Income earned by a minor is categorized as “earned income” or “unearned income.” Earned income includes wages, salaries, or tips from a job, and net earnings from self-employment (e.g., babysitting). Unearned income comes from sources where the minor does not actively work, like interest, dividends, or capital gains.
When a minor is required to file a tax return, the responsibility falls to the minor. However, a parent or guardian can elect to include the minor’s unearned income on their own tax return under certain conditions. For earned income from a formal job, the minor receives a Form W-2 from their employer. If self-employed, they may receive a Form 1099-NEC and report business income/expenses on Schedule C.
The “Kiddie Tax” is a provision to prevent parents from shifting unearned income to avoid higher tax rates. This tax applies to a minor’s unearned income above a certain amount, taxing it at the parent’s marginal tax rate instead of the child’s lower rate. For 2024, the Kiddie Tax applies to unearned income exceeding $2,900. This rule impacts minors with substantial investment income.

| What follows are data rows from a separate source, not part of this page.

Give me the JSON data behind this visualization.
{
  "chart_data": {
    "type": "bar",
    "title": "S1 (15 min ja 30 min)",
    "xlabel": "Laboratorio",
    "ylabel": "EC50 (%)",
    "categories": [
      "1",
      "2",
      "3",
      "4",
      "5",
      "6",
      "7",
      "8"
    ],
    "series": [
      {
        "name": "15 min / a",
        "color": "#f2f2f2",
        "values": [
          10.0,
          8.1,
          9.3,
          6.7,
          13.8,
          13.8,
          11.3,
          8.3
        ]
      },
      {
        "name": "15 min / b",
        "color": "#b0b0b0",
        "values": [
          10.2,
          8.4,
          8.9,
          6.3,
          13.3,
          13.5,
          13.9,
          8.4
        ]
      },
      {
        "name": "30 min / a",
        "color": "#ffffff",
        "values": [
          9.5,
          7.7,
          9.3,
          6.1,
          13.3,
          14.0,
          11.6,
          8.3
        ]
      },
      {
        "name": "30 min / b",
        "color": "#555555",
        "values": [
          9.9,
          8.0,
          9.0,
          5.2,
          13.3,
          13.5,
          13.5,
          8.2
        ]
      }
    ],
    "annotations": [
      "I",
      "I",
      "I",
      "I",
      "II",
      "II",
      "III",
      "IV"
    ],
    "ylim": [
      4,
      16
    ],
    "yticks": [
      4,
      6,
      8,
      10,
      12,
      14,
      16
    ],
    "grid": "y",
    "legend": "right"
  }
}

Minors may be subject to Federal Insurance Contributions Act (FICA) taxes (Social Security and Medicare). If a minor works in formal employment, FICA taxes are withheld from their paycheck. For casual jobs like babysitting or lawn care where the minor is self-employed, FICA taxes apply if net self-employment earnings exceed $400. In these cases, the minor is responsible for paying both employer and employee FICA portions (15.3% of net earnings).